Überlebensexperten haben eine neue Fallstudie, und die hat es in sich. Dawa Sherpa – auch bekannt als Hillary Dawa Sherpa – wurde zuletzt oberhalb von Lager 3 auf etwa 7.500 Metern (24.600 Fuß) gesehen, als er nach dem Gipfelsieg den Mount Everest hinabstieg. Er galt sechs volle Tage als vermisst, bevor er gerettet wurde – was die Behörden als „Wunder“ bezeichnen, weil „extrem unwahrscheinlich und sehr kalt“ wohl nicht griffig genug war.

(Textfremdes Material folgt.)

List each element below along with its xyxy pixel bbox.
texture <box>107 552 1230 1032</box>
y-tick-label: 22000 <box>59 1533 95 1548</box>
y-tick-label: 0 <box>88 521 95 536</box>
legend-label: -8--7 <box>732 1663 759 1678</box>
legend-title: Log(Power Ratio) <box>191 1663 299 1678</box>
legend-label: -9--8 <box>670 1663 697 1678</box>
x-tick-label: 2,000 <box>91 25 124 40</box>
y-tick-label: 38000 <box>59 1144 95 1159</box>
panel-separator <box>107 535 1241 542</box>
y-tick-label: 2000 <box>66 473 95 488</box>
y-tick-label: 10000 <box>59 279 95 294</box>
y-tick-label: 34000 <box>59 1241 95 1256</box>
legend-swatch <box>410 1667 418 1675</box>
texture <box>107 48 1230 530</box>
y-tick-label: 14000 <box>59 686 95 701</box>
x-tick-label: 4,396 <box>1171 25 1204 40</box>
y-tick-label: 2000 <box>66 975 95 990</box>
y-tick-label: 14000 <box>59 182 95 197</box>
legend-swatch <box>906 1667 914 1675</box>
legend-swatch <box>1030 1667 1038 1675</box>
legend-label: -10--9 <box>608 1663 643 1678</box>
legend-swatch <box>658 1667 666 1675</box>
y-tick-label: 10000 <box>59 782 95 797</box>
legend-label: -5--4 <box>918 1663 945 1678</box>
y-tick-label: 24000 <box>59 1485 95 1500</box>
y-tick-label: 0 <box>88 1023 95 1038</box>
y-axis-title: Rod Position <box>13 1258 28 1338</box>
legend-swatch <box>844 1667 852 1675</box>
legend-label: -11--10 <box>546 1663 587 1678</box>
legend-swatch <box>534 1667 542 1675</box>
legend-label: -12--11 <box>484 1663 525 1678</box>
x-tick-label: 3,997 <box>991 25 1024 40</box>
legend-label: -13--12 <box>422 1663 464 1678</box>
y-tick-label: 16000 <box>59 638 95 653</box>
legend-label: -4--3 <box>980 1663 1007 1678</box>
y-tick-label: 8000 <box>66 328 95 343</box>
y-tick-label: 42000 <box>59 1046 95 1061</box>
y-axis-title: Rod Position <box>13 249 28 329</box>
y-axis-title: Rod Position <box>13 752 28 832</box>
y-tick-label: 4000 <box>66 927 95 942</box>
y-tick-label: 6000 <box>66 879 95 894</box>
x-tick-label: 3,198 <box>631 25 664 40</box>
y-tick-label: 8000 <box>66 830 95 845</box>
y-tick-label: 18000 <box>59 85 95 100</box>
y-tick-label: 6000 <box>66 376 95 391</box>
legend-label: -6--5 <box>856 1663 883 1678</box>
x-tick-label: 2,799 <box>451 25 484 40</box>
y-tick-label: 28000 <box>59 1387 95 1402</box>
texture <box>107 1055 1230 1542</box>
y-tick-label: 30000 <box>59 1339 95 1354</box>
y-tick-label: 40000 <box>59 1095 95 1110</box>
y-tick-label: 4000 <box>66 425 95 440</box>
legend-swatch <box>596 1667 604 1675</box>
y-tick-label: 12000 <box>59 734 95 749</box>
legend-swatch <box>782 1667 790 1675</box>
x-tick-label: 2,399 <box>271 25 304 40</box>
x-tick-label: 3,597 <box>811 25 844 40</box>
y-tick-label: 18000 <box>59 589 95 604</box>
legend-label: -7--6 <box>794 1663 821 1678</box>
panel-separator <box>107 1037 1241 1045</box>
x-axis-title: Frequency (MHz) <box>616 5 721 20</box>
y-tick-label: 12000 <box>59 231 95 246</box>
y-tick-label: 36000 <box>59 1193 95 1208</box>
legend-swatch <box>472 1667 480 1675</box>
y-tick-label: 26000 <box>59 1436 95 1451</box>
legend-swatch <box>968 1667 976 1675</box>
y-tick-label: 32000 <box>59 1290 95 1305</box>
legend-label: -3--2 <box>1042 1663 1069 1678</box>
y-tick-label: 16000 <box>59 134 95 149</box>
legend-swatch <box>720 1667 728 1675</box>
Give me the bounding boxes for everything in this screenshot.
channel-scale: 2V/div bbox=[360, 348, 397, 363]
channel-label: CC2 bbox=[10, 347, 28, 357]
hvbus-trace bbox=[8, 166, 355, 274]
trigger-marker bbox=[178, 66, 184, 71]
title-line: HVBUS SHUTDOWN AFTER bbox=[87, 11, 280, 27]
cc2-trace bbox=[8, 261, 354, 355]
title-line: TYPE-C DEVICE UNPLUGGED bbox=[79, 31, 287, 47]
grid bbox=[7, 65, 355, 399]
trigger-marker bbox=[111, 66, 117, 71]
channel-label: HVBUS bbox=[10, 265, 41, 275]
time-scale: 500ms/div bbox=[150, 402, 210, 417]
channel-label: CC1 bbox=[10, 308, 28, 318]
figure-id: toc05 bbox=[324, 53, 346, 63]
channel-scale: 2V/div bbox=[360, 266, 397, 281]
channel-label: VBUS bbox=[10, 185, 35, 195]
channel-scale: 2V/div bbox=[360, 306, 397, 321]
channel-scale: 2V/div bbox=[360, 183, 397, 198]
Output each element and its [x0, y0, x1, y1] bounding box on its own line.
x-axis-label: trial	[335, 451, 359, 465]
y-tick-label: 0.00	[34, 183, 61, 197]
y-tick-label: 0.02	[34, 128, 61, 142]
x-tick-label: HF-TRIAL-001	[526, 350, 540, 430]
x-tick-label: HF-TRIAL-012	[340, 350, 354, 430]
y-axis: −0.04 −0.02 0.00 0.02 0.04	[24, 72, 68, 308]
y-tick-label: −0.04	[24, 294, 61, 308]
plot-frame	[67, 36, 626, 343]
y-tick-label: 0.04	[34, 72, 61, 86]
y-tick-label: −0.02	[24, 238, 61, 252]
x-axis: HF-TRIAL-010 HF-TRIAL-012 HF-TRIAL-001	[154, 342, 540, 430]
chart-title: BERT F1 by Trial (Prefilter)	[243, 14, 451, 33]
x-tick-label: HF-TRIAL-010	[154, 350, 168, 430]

Die BBC-Journalistin Rajini Vaidyanathan hat rekonstruiert, wie sich die Ereignisse abspielten, was vermutlich viel Zittern und Hoffen beinhaltete. Inzwischen gibt es andere Neuigkeiten, die definitiv nicht auf einen Berg gehören: Ein Bär, der am Dienstag vier Menschen bei einem Angriff verletzte, treibt sich weiterhin auf einem Fabrikgelände herum – denn 2025 ist noch nicht fertig damit, seltsam zu sein.

Andernorts bildeten sich riesige Menschenmengen vor einem Einkaufszentrum in China, um den Schauspieler Zhang Linghe zu sehen – ein Beweis dafür, dass Promi-Hörigkeit jeden Höhenrekord übertrifft. Und eine nordkoreanische Frauenfußballmannschaft spielte in Südkorea – das erste Mal seit fast acht Jahren, dass Sportler aus dem Norden die Grenze überquerten. Ein Sportereignis, das wahrscheinlich mehr diplomatische Spannung hatte als das eigentliche Spiel.